Now, an 'in/out' referendum at first glance seems more likely, with a change in the policy of the Labour party on March 11th to support such a referendum. However, the Labour party supports a referendum on a different basis than the Conservative party. It does not intend to aim for a renegotiation of UK membership, but rather supports an 'in/out' referendum only if there is an amendment to the EU treaties which transfers significant powers from the UK to the EU. This appears to align the Labour party policy on this issue with the longer-standing policy of the Liberal Democratic party - which could be relevant if the two parties decide to consider a coalition government or other form of political agreement following the 2015 election.
In fact, the European Union Act 2011 already requires a referendum in such circumstances - but it need only be a referendum on whether to approve the changes resulting from this Treaty amendment, rather than an 'in/out' referendum. So the change in the Labour party's policy is really only meaningful if there is such a major Treaty amendment.
What are the odds of this? While there is some prospect of a major Treaty amendment to address the issues facing the eurozone, which might also apply to non-eurozone States that wished to participate in those changes, it would be easy to draft a treaty which made major changes, but exempted the UK from them. This would be particularly easy if those changes only applied to Member States applying the single currency, perhaps including those Member States obliged to apply it (all other Member States except the UK and Denmark) or all non-eurozone Member States that wished to participate.
This scenario could be combined with a renegotiation of the UK's position (if the Conservative party holds a majority), or could simply leave the UK's position untouched. It would seem odd to pass up the opportunity to, at the very least, clarify the relationship between the eurozone and non-eurozone Member States, which would be directly relevant to such a Treaty amendment.

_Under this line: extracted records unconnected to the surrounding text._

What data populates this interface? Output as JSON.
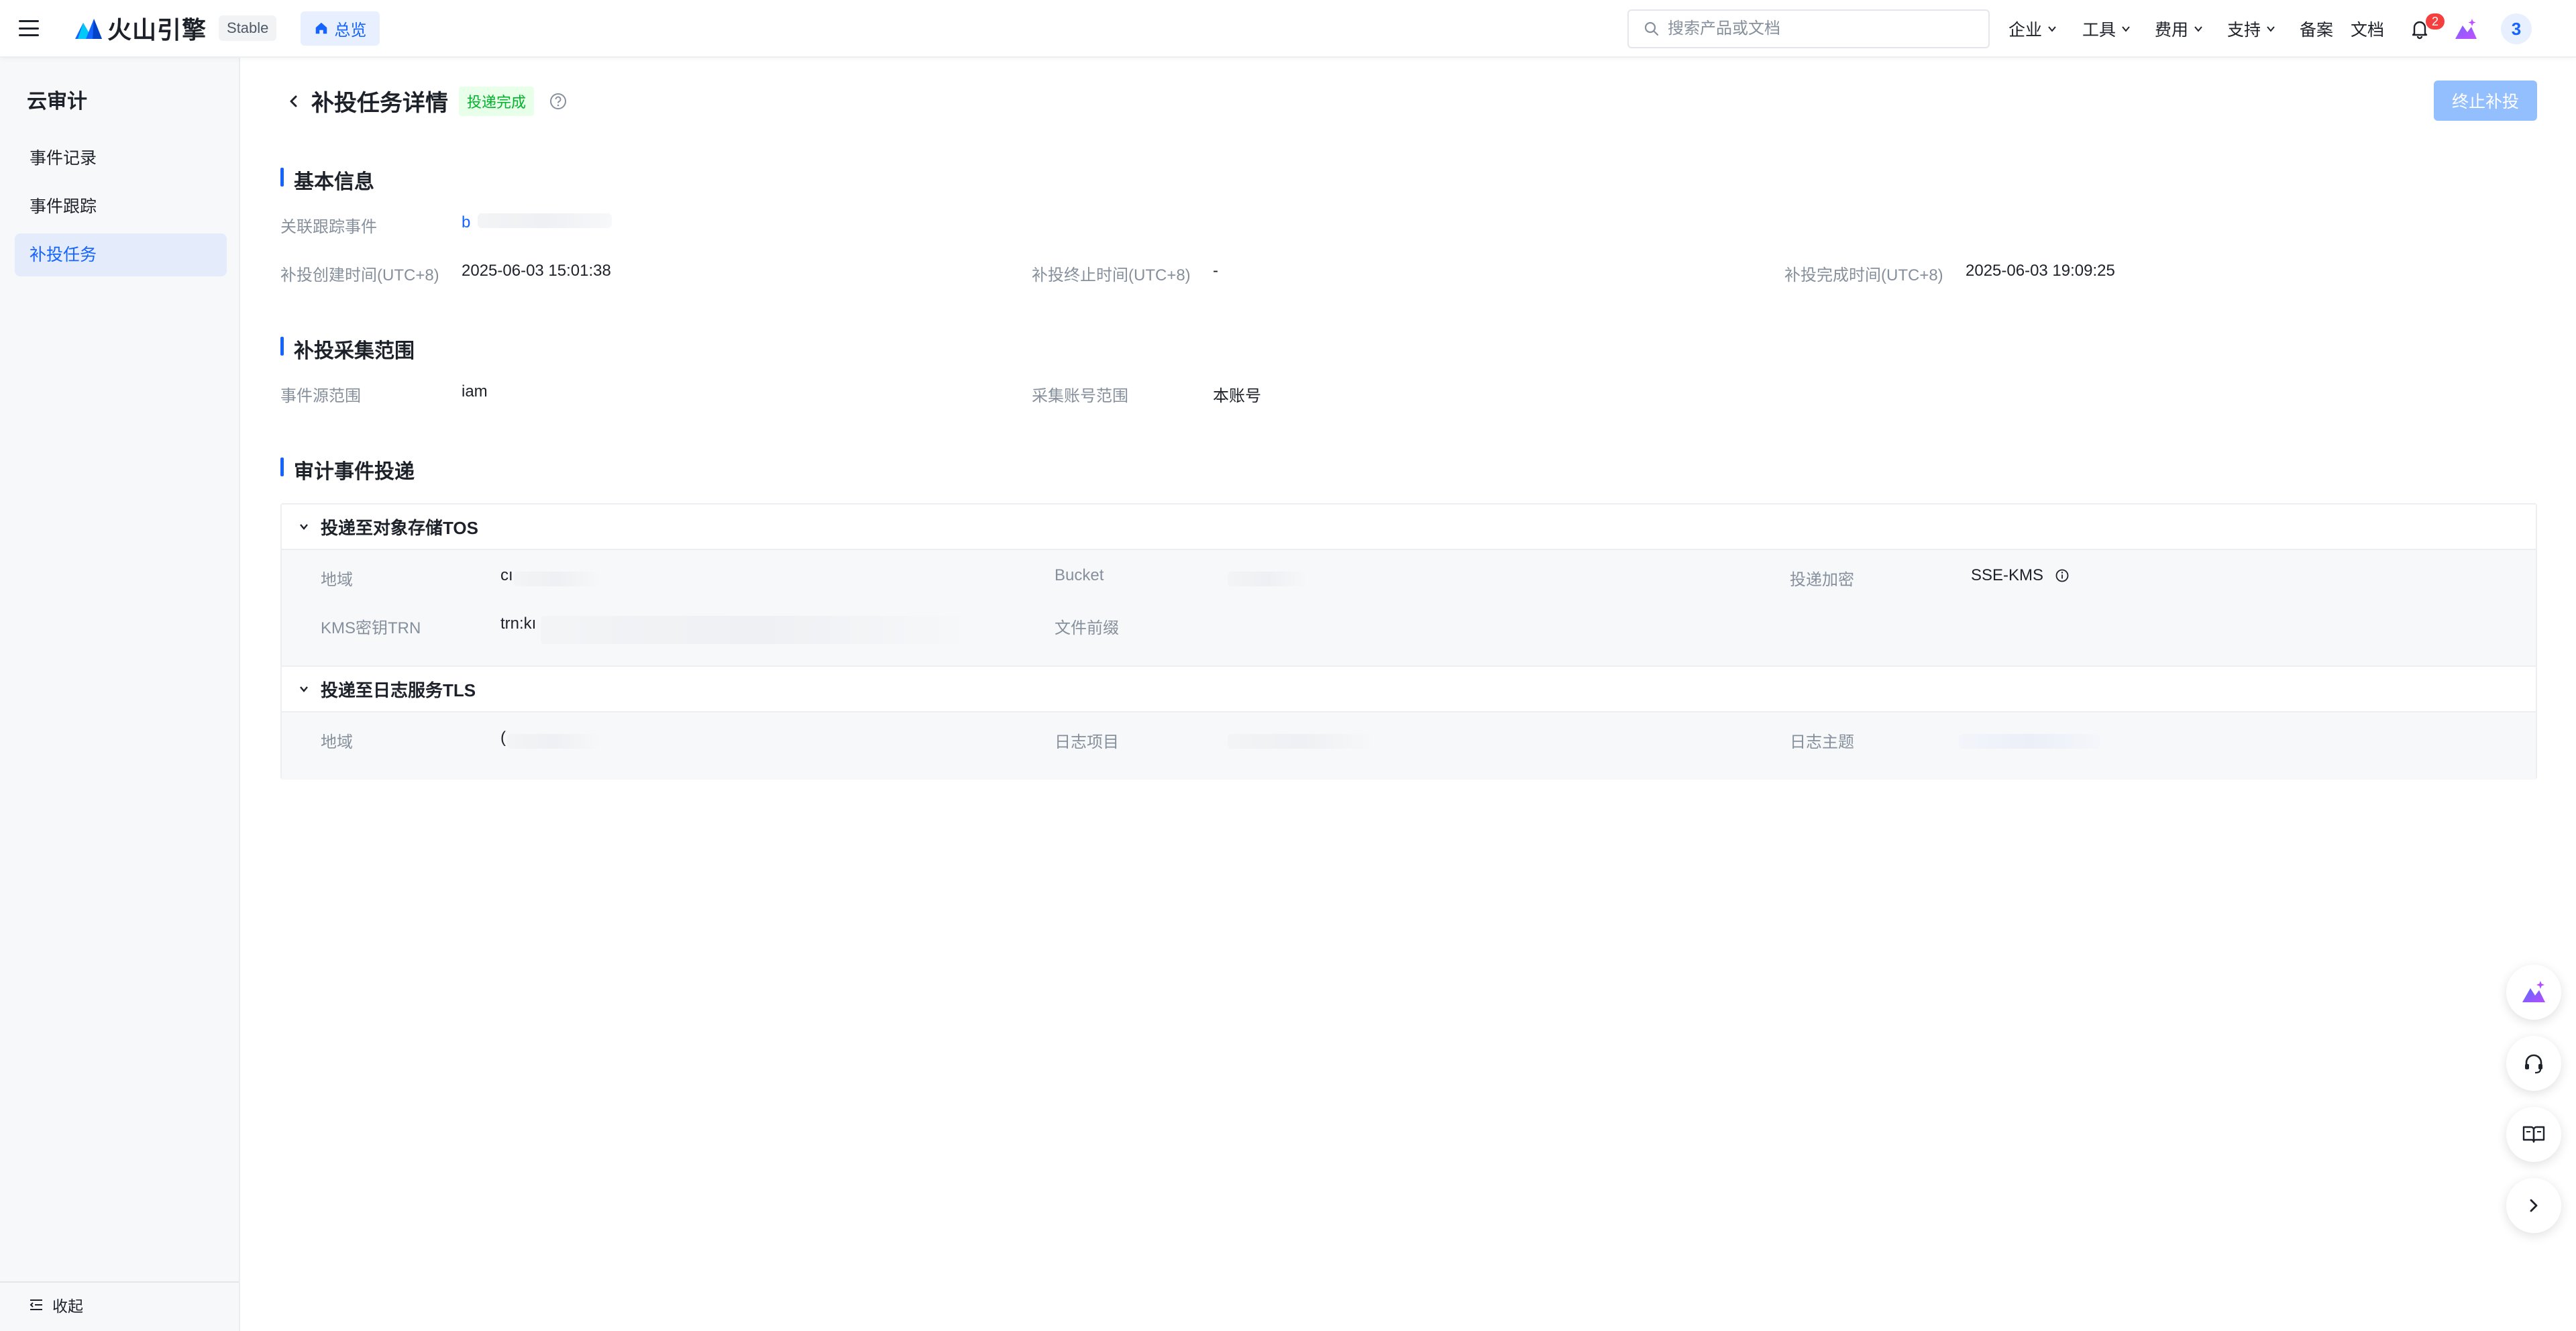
{
  "topbar": {
    "brand": "火山引擎",
    "env_tag": "Stable",
    "home_tab": "总览",
    "search_placeholder": "搜索产品或文档",
    "menu": [
      {
        "label": "企业"
      },
      {
        "label": "工具"
      },
      {
        "label": "费用"
      },
      {
        "label": "支持"
      }
    ],
    "beian": "备案",
    "docs": "文档",
    "notification_count": "2",
    "avatar_text": "3"
  },
  "sidebar": {
    "title": "云审计",
    "items": [
      {
        "label": "事件记录"
      },
      {
        "label": "事件跟踪"
      },
      {
        "label": "补投任务"
      }
    ],
    "collapse_label": "收起"
  },
  "page": {
    "title": "补投任务详情",
    "status": "投递完成",
    "stop_button": "终止补投"
  },
  "basic_info": {
    "title": "基本信息",
    "trail_label": "关联跟踪事件",
    "trail_value": "b",
    "created_label": "补投创建时间(UTC+8)",
    "created_value": "2025-06-03 15:01:38",
    "terminated_label": "补投终止时间(UTC+8)",
    "terminated_value": "-",
    "completed_label": "补投完成时间(UTC+8)",
    "completed_value": "2025-06-03 19:09:25"
  },
  "scope": {
    "title": "补投采集范围",
    "source_label": "事件源范围",
    "source_value": "iam",
    "account_label": "采集账号范围",
    "account_value": "本账号"
  },
  "delivery": {
    "title": "审计事件投递",
    "tos": {
      "title": "投递至对象存储TOS",
      "region_label": "地域",
      "region_value": "cı",
      "bucket_label": "Bucket",
      "encrypt_label": "投递加密",
      "encrypt_value": "SSE-KMS",
      "kms_label": "KMS密钥TRN",
      "kms_value": "trn:kı",
      "prefix_label": "文件前缀"
    },
    "tls": {
      "title": "投递至日志服务TLS",
      "region_label": "地域",
      "region_value": "(",
      "project_label": "日志项目",
      "topic_label": "日志主题"
    }
  },
  "colors": {
    "primary": "#1664ff",
    "success": "#00b42a",
    "disabled_button": "#94bfff",
    "badge": "#f53f3f"
  }
}
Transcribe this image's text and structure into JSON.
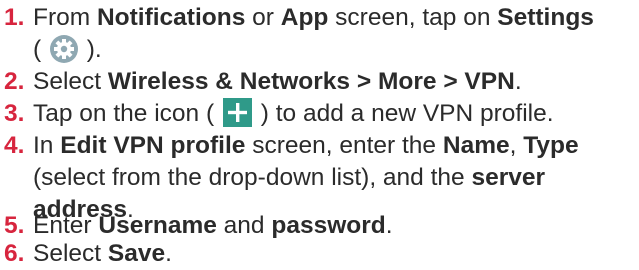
{
  "colors": {
    "number": "#d7253e",
    "text": "#2b2b2b",
    "gear_bg": "#8fa8b2",
    "plus_bg": "#2f9a89"
  },
  "steps": [
    {
      "num": "1.",
      "t1": "From ",
      "b1": "Notifications",
      "t2": " or ",
      "b2": "App",
      "t3": " screen, tap on ",
      "b3": "Settings",
      "l2a": "( ",
      "l2b": " )."
    },
    {
      "num": "2.",
      "t1": "Select ",
      "b1": "Wireless & Networks > More > VPN",
      "t2": "."
    },
    {
      "num": "3.",
      "t1": "Tap on the icon ( ",
      "t2": " ) to add a new VPN profile."
    },
    {
      "num": "4.",
      "t1": "In ",
      "b1": "Edit VPN profile",
      "t2": " screen, enter the ",
      "b2": "Name",
      "t3": ", ",
      "b3": "Type",
      "l2a": "(select from the drop-down list), and the ",
      "l2b": "server",
      "l3a": "address",
      "l3b": "."
    },
    {
      "num": "5.",
      "t1": "Enter ",
      "b1": "Username",
      "t2": " and ",
      "b2": "password",
      "t3": "."
    },
    {
      "num": "6.",
      "t1": "Select ",
      "b1": "Save",
      "t2": "."
    }
  ],
  "icons": {
    "settings": "gear-icon",
    "add": "plus-icon"
  }
}
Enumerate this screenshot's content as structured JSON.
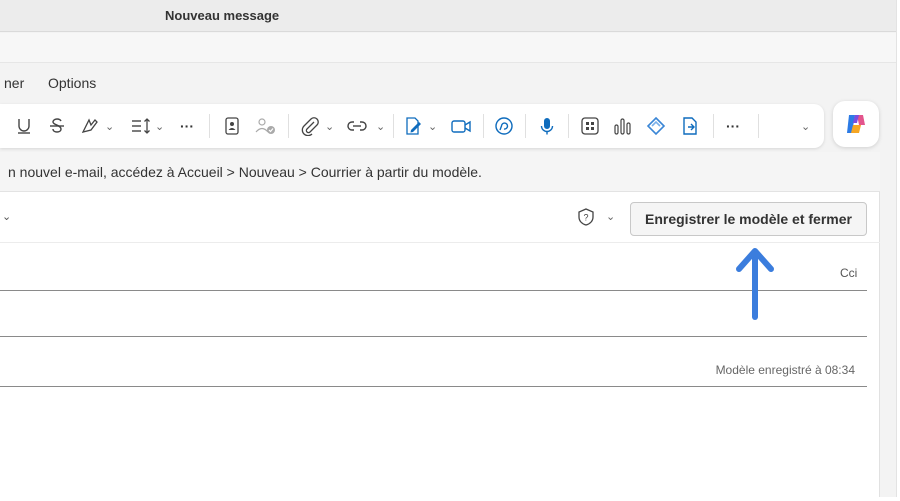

A more likely scenario is that, if any amendments to the EU primary law are deemed necessary, they will take the form of a treaty among a group of Member States, avoiding the Treaty amendment procedure altogether. This process was approved by the CJEU in the Pringle judgment, at least as regards the treaty establishing the European Stabilisation Mechanism. It was also applied as regards the fiscal stability treaty, after David Cameron vetoed the possibility of a Treaty amendment to that end. Such treaties do not need all the Member States, or all their signatories, to enter into force, and at least in some circumstances can use the EU institutions to implement them.
So the net result of today's policy change is a slightly increased likelihood of using such a procedure in order to avoid a Treaty amendment. This was already likely in the event of a Conservative government; now it is also likely if the Labour party takes office. This outcome does nothing to improve the transparency or complexity of EU law. It would have been preferable to take the opportunity in the near future to consider the role and functions of the EU more fundamentally, not only as regards the UK, in order to attempt to rebuild its rather tarnished democratic legitimacy.